Daftar Makanan Pahit yang Baik untuk Kesehatan
- 15 Jun 2026 03:39 WIB
- Jember
Poin Utama
- makanan pahit
RRI.CO.ID JEMBER. Secara alami, rasa pahit bisa membantu merangsang kerja sistem pencernaan. Tubuh akan memproduksi lebih banyak cairan pencernaan dan enzim saat mendeteksi rasa ini. Selain itu, banyak makanan pahit mengandung senyawa alami dari tumbuhan yang berfungsi sebagai antioksidan dan anti-inflamasi. Artinya, meski rasanya kurang bersahabat di lidah, manfaatnya justru besar untuk menjaga kesehatan secara keseluruhan. 10 daftar makanan pahit yang baik untuk kesehatan berikut ini dilansir Popmama,
Pare
Pare dikenal sebagai salah satu makanan paling pahit, tapi juga paling bermanfaat. Di dalamnya terdapat senyawa seperti charantin dan vicine yang membantu mengontrol kadar gula darah. Cara kerjanya mirip dengan insulin, yaitu membantu tubuh menyerap gula dan mengubahnya menjadi energi. Selain itu, pare juga kaya serat yang baik untuk pencernaan. Konsumsi pare secara rutin dapat membantu membersihkan saluran cerna dari sisa makanan yang menumpuk.
Cokelat hitam
Berbeda dari cokelat manis, cokelat hitam dengan kandungan kakao tinggi (sekitar 70% atau lebih) memiliki rasa pahit alami yang justru menyehatkan. Cokelat jenis ini kaya akan flavonoid, yaitu senyawa yang baik untuk kesehatan jantung. Flavonoid membantu melancarkan aliran darah dan menjaga tekanan darah tetap stabil. Selain itu, cokelat hitam juga bisa meningkatkan suasana hati dan fokus. Namun tentu saja, konsumsinya tetap perlu dibatasi agar tidak berlebihan.
Kopi hitam murni
Kopi tanpa gula memang terasa pahit, namun ternyata menyimpan manfaat untuk kesehatan. Kopi hitam mengandung antioksidan yang membantu melindungi tubuh dari kerusakan sel. Selain itu, kopi juga bisa membantu meningkatkan fokus dan metabolisme tubuh. Bahkan, konsumsi kopi dalam jumlah wajar diketahui dapat membantu menjaga kesehatan hati. Kuncinya adalah tidak menambahkan terlalu banyak gula atau krimer.
Teh hijau
Teh hijau memiliki rasa pahit yang ringan dan sedikit sepat. Rasa ini berasal dari kandungan polifenol, terutama katekin, yang berperan sebagai antioksidan. Minuman ini dikenal dapat membantu meningkatkan metabolisme dan menjaga daya tahan tubuh. Selain itu, teh hijau juga memiliki efek menenangkan, sehingga cocok dikonsumsi saat ingin rileks tanpa membuat mengantuk.

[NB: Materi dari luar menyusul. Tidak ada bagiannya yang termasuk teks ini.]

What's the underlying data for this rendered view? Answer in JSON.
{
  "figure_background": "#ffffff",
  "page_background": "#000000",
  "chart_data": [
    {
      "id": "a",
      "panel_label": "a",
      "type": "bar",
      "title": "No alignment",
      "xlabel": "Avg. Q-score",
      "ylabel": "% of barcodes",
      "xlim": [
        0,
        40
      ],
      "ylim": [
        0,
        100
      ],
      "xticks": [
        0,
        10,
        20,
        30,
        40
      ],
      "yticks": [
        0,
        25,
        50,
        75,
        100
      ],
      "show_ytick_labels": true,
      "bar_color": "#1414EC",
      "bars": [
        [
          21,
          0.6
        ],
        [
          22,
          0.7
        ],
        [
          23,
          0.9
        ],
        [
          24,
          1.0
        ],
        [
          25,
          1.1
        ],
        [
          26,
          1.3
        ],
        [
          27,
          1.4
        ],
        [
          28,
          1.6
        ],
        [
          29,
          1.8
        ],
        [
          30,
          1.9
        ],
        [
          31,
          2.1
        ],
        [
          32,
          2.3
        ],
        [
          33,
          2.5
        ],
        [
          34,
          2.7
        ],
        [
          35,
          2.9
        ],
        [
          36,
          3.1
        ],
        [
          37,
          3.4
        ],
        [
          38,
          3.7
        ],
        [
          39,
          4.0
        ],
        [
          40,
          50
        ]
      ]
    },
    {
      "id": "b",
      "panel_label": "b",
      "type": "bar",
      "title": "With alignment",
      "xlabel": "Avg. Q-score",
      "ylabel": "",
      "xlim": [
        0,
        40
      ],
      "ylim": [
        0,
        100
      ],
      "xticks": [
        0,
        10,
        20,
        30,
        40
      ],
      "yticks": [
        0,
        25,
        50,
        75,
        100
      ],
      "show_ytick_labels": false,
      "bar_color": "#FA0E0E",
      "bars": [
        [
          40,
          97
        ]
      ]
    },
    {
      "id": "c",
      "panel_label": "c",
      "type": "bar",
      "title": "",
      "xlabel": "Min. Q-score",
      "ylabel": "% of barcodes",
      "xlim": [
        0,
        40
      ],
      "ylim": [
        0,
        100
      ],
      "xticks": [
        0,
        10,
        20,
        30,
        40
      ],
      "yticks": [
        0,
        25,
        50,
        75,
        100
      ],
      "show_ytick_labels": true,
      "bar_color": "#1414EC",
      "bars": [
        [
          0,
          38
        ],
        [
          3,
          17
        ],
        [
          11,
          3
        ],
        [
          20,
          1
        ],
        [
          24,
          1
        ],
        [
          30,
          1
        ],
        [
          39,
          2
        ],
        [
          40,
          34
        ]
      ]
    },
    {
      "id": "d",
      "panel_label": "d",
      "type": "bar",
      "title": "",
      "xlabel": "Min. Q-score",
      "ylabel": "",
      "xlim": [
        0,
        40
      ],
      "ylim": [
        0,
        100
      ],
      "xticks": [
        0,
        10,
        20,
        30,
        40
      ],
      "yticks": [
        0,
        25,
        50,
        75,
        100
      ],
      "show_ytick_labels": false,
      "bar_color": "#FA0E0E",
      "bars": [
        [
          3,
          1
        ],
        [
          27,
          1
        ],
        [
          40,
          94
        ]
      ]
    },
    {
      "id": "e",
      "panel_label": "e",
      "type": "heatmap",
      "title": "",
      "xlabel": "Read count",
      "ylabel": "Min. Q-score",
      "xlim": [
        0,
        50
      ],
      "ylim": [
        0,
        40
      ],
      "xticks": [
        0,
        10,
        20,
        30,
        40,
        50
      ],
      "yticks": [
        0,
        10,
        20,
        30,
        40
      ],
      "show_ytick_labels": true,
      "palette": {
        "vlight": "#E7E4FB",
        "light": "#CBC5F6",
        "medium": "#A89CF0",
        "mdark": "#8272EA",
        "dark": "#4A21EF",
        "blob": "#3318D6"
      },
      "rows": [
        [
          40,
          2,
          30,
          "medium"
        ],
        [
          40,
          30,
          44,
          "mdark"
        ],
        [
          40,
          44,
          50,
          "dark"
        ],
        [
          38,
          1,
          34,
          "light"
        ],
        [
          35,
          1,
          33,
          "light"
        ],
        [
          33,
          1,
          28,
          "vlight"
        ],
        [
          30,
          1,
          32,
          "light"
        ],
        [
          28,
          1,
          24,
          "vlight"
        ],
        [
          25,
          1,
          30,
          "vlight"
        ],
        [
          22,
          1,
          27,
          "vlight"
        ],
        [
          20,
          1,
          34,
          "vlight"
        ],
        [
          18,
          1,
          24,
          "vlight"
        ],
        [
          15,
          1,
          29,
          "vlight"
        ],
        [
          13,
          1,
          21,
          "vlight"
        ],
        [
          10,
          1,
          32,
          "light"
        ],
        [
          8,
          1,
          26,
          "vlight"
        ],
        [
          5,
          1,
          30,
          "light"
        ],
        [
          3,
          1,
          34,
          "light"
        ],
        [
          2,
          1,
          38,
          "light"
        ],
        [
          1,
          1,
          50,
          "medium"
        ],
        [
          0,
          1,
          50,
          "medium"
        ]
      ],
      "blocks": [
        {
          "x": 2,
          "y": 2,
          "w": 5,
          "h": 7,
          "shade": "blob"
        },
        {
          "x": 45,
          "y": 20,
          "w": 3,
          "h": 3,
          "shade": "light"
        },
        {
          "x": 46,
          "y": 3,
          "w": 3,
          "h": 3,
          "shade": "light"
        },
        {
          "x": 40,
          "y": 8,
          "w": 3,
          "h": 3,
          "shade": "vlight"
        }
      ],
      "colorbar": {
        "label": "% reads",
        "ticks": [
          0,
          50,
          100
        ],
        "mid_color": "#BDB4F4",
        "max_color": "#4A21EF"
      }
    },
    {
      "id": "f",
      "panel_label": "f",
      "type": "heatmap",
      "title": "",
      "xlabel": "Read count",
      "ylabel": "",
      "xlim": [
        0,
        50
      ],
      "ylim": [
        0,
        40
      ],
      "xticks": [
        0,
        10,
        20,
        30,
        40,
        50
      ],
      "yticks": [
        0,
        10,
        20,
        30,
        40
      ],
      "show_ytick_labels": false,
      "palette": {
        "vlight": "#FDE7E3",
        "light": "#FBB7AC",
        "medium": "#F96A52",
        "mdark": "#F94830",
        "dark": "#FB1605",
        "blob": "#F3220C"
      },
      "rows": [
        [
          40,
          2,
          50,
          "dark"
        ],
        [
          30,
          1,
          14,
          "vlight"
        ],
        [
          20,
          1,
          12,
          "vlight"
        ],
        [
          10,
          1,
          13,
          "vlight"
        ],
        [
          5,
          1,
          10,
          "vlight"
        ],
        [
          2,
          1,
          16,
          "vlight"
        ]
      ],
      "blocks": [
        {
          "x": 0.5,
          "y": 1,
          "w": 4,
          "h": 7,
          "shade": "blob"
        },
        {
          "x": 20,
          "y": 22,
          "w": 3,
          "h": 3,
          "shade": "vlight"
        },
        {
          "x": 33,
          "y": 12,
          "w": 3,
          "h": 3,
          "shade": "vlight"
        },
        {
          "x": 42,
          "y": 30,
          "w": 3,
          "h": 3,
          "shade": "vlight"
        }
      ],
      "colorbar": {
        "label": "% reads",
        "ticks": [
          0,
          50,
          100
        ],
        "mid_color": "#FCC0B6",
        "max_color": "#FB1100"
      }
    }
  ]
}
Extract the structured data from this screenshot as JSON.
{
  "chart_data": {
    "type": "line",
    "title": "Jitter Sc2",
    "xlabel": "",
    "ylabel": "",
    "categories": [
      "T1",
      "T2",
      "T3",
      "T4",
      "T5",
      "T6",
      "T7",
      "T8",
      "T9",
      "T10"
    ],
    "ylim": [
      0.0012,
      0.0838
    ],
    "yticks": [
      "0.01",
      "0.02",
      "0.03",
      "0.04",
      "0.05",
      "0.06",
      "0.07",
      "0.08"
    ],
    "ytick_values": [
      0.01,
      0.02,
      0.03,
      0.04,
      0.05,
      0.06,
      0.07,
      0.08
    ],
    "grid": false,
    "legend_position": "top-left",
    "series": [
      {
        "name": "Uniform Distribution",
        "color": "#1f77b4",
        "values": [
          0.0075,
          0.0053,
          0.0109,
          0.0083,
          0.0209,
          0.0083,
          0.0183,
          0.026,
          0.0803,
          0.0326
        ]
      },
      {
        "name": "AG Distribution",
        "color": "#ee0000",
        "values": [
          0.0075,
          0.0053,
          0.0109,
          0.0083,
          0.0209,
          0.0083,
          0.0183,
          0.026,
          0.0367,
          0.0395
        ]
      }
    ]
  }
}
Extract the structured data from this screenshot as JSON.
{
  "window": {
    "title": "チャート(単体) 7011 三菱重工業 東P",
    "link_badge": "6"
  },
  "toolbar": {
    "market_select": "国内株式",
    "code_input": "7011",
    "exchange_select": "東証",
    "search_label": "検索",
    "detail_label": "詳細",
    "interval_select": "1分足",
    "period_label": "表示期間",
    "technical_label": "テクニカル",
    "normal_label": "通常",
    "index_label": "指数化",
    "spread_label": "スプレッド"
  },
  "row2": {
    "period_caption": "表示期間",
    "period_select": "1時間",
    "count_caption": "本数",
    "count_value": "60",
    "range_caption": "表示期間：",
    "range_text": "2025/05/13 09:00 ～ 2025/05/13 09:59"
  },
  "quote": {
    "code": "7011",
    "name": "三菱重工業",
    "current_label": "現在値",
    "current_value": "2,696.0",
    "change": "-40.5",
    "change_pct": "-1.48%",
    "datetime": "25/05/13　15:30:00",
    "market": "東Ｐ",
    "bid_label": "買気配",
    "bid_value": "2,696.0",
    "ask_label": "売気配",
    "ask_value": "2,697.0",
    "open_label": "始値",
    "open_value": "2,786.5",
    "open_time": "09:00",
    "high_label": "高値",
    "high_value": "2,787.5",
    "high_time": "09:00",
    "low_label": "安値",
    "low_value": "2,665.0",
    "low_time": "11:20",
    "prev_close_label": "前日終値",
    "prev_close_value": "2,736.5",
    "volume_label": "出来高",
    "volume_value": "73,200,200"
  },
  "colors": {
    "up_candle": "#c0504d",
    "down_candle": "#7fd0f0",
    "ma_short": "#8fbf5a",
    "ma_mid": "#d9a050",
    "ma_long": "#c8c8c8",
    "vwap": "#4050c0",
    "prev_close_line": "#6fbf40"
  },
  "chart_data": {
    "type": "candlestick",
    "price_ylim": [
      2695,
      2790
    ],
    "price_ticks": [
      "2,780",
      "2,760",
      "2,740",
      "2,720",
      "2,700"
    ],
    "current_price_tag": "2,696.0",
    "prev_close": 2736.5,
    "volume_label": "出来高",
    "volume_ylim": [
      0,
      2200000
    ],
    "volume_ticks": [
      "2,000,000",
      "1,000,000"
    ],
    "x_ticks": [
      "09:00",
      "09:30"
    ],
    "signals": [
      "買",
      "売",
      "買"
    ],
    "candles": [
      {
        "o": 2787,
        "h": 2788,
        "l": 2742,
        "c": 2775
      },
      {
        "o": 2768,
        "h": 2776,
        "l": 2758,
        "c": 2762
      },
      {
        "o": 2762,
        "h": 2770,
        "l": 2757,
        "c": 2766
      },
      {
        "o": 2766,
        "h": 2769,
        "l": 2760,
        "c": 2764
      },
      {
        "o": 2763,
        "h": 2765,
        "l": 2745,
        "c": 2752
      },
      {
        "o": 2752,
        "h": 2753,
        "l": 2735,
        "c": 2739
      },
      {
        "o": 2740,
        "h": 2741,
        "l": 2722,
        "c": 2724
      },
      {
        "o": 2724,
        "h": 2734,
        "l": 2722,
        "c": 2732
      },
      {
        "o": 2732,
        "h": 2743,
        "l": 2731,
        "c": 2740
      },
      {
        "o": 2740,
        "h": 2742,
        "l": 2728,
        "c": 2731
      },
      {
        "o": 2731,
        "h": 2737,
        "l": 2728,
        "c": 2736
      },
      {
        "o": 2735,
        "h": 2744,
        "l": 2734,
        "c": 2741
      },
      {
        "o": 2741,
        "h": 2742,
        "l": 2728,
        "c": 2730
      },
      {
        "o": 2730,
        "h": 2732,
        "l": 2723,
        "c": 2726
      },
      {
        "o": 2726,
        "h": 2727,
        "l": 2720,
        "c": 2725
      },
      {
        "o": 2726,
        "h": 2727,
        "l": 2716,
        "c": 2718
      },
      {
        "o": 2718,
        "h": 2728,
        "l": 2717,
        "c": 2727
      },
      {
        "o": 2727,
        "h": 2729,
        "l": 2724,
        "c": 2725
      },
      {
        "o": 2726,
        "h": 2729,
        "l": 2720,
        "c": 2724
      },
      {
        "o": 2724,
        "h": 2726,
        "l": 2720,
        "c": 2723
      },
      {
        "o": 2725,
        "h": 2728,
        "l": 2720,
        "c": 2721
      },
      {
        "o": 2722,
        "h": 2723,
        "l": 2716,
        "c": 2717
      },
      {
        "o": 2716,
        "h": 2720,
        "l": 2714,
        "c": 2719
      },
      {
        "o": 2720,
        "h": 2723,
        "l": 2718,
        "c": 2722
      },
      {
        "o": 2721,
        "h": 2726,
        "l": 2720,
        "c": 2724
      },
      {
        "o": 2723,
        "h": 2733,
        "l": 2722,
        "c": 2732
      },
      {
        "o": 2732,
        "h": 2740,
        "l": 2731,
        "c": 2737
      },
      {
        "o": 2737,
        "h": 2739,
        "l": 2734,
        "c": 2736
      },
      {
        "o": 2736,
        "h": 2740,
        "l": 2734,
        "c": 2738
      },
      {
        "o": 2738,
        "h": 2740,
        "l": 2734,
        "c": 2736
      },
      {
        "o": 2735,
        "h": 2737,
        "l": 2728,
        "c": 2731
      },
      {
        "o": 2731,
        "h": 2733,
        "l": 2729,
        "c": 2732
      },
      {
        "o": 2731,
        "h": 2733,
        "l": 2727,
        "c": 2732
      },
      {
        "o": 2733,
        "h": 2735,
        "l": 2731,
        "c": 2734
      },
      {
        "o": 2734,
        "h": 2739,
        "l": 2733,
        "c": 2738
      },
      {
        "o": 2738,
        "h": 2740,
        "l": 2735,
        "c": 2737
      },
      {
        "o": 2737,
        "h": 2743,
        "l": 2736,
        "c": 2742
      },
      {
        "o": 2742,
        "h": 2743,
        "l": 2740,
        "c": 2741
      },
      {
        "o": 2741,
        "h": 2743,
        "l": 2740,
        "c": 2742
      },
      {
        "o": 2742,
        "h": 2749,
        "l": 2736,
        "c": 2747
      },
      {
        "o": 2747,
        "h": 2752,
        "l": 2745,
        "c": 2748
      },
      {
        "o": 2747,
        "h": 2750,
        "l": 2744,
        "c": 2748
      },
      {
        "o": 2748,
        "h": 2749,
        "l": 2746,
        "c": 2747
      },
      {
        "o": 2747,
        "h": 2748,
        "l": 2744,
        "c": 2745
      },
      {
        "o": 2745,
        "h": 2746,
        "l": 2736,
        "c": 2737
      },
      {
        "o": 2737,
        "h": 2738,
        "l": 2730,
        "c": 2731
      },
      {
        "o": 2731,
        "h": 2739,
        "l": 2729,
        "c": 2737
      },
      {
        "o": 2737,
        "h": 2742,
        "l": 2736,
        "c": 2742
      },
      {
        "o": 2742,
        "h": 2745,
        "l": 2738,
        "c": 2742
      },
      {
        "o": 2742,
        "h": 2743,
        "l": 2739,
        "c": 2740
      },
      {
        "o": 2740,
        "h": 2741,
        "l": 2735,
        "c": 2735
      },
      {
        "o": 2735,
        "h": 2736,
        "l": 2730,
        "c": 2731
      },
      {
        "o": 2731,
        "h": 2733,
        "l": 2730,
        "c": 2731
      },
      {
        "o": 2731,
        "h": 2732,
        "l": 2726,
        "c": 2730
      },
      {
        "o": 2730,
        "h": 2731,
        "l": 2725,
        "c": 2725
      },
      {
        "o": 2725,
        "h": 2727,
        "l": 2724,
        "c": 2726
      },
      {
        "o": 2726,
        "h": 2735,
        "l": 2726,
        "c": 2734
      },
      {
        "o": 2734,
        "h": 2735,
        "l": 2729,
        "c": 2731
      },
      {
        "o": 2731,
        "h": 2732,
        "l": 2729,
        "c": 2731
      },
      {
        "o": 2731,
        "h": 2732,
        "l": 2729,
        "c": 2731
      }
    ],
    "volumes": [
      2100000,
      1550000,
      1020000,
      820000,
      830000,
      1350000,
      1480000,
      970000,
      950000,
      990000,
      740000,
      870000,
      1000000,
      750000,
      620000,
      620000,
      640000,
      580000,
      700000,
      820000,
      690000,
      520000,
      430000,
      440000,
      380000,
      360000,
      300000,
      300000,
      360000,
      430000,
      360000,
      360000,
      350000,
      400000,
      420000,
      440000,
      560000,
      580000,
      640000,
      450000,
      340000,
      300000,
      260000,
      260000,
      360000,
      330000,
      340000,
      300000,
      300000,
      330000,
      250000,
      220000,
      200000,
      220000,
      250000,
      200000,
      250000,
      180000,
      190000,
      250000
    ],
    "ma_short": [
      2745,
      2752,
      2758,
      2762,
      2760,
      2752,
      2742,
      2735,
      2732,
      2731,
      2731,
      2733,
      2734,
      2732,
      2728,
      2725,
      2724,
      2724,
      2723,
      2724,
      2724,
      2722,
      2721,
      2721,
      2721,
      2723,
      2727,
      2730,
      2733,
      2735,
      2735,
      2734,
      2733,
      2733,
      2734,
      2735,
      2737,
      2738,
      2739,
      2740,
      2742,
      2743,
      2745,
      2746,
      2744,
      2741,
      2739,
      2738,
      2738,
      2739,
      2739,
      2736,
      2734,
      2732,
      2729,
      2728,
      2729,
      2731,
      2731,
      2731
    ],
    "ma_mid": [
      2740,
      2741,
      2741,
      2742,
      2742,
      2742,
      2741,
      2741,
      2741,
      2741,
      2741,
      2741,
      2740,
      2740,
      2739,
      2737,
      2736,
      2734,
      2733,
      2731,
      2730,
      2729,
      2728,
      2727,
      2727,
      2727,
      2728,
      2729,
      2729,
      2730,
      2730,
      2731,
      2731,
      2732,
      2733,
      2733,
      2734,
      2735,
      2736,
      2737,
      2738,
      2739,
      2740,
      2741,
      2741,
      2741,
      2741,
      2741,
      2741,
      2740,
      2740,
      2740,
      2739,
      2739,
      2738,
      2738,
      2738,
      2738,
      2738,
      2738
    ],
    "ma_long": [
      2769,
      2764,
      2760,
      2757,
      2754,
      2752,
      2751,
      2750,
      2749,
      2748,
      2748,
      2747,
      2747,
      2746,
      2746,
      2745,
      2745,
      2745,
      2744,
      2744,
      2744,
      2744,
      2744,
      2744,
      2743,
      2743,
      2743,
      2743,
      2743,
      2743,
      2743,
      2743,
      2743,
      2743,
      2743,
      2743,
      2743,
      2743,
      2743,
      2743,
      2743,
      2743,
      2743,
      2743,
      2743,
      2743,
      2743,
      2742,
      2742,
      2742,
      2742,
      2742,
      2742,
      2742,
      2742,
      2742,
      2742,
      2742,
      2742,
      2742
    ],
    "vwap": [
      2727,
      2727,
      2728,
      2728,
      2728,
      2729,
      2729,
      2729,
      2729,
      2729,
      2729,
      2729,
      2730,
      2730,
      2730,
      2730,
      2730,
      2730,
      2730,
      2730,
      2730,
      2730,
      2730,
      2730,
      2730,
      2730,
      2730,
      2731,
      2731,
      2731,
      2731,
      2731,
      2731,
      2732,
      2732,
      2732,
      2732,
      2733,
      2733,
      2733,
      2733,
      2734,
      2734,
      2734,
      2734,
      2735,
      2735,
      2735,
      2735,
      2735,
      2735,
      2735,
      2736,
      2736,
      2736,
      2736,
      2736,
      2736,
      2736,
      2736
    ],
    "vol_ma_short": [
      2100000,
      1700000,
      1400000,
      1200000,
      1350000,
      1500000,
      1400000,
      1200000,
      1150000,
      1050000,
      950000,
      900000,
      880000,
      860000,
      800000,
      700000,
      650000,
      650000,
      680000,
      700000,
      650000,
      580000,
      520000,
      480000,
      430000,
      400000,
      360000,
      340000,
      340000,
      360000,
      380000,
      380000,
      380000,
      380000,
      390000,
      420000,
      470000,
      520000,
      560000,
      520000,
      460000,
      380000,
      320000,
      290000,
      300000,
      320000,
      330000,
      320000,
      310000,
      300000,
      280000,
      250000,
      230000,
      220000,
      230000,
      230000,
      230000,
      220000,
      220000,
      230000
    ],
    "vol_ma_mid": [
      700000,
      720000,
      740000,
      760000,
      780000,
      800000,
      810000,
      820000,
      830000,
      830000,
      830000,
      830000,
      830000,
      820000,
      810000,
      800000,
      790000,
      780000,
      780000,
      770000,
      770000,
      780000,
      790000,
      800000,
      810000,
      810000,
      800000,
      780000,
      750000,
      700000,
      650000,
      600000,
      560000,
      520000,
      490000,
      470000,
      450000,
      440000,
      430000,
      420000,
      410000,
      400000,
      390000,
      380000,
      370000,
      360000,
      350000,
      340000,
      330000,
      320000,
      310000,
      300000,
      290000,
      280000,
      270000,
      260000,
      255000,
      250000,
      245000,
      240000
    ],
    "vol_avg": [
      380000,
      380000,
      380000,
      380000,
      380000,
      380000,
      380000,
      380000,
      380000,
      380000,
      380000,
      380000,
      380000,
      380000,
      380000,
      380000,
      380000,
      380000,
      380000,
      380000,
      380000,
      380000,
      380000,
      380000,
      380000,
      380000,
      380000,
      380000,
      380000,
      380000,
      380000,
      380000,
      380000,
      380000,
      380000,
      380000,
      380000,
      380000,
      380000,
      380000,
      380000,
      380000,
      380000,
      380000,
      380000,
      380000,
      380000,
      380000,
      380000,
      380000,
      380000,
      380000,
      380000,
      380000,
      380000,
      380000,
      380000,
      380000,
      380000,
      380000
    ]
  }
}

Sayuran berdaun hijau (kale, arugula, dan dandelion)
Sayuran hijau seperti kale dan arugula memiliki rasa pahit yang khas. Rasa ini berasal dari senyawa alami yang justru bermanfaat untuk tubuh, seperti membantu proses detoksifikasi di hati. Selain itu, sayuran ini kaya akan vitamin dan serat. Kandungan tersebut penting untuk menjaga kesehatan tulang, meningkatkan daya tahan tubuh, dan melancarkan pencernaan.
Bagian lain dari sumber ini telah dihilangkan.